Improving women’s rights and economic development is among the most important factors leading to a reduction in population growth. Improved access to water and sanitation has been shown to improve girls’ school attendance, helping to empower women, and to free up time for economic activities. The demographic transition model shows how falls in birth rates lagged behind falls in death rates following industrialisation in the USA, Europe and Japan. If the same proves true for developing countries, we can expect a delay of several years before the impact of economic development is seen in terms of reduced population growth.
We believe that in the context of the sharing of water resources, everyone has a right of access to safe and affordable drinking water and basic sanitation. All countries must have a national water resource management plan to enable appropriate allocation of water resources, manage competing claims and ensure that everyone has their basic entitlement to drinking water secured.
Does WaterAid have an environment policy?
The climate is a fundamental driver of the water cycle and as such any climate change will not only determine how much, or indeed how little, water is available globally but will also impact the quality of this water. Climate change can also seriously affect the sustainability of sanitation facilities due to flooding, cyclones and other extreme weather systems.

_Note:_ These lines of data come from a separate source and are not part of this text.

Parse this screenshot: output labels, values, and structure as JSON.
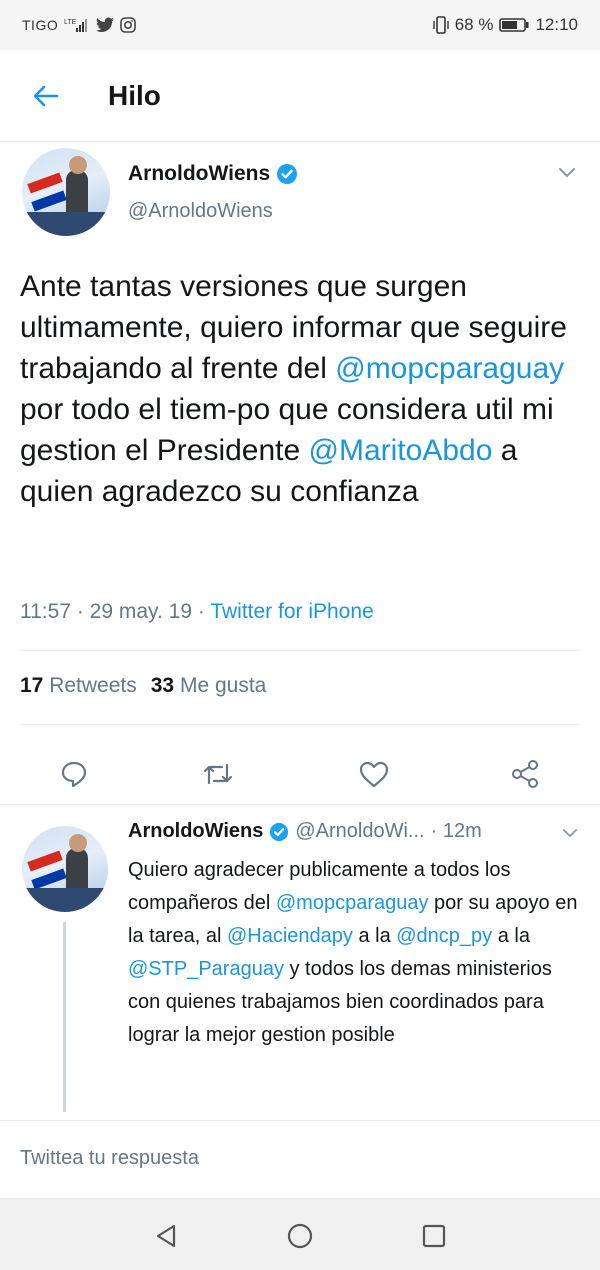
{
  "status_bar": {
    "carrier": "TIGO",
    "network": "LTE",
    "battery": "68 %",
    "time": "12:10"
  },
  "header": {
    "title": "Hilo"
  },
  "tweet": {
    "author_name": "ArnoldoWiens",
    "author_handle": "@ArnoldoWiens",
    "text_parts": {
      "p1": "Ante tantas versiones que surgen ultimamente, quiero informar que seguire trabajando al frente del ",
      "m1": "@mopcparaguay",
      "p2": " por todo el tiem-po que considera util mi gestion el Presidente ",
      "m2": "@MaritoAbdo",
      "p3": " a quien agradezco su confianza"
    },
    "time": "11:57",
    "date": "29 may. 19",
    "source": "Twitter for iPhone",
    "retweets_count": "17",
    "retweets_label": "Retweets",
    "likes_count": "33",
    "likes_label": "Me gusta"
  },
  "reply": {
    "author_name": "ArnoldoWiens",
    "author_handle": "@ArnoldoWi...",
    "age": "· 12m",
    "text_parts": {
      "p1": "Quiero agradecer publicamente a todos los compañeros del ",
      "m1": "@mopcparaguay",
      "p2": " por su apoyo en la tarea, al ",
      "m2": "@Haciendapy",
      "p3": " a la ",
      "m3": "@dncp_py",
      "p4": " a la ",
      "m4": "@STP_Paraguay",
      "p5": " y todos los demas ministerios con quienes trabajamos bien coordinados para lograr la mejor gestion posible"
    }
  },
  "compose": {
    "placeholder": "Twittea tu respuesta"
  },
  "colors": {
    "accent": "#1b95e0",
    "secondary_text": "#657786",
    "divider": "#e6ecf0"
  }
}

To support our global vision we seek to minimise the environmental impact of all our activities and are committed to working on the following key ethical, environmental and sustainable principles:
- To be compliant with all environmental legislation
- To continuously review, improve and challenge our wider environmental performance
- To effectively manage our use of natural resources
- To effectively manage all waste
- To actively promote a wider understanding of environmental issues throughout all areas of the organisation including our staff, volunteers, supporters and suppliers
- In particular we will aim to:
- Reduce our carbon footprint and environmental impact in terms of our UK and International travel policies
- Reduce our environmental impact when producing and distributing all corporate literature and publications by using sustainable practices, products, materials and energy wherever possible.
- Reduce and control our waste on the principle of ‘Reduce, Reuse and Recycle Energy’, using energy supplies from renewable sources and energy-efficient technologies and equipment where possible.
- Work with suppliers, contractors and partners who comply with our commitment to improve our environmental performance.
- Ensure that all our employees and those who work on our behalf understand our commitment to environmental issues and are familiar with our policies.
We are committed to implementing an ongoing system of environmental management, sustainability and improvements, which will enable us to set realistic targets that we can measure and monitor within agreed timeframes and publish our success annually.
Why did you stop working in Angola?
WaterAid is committed to creating solutions that are long lasting. As such, it is vital that they are cost-effective.
In Angola, we attempted to create a stable programme, and in our time there managed to reach 18,000 people with safe water and 1,000 with sanitation. However, operational costs were deemed too high for any future work to be genuinely cost-effective or sustainable. We therefore ended our field activities.
As part of our Everyone, everywhere 2030 advocacy campaign, WaterAid continues to work throughout Southern Africa towards universal access to clean water, sanitation and hygiene. We are also researching other countries in the region where your donations can be invested in cost-effective and sustainable water, sanitation and hygiene programmes.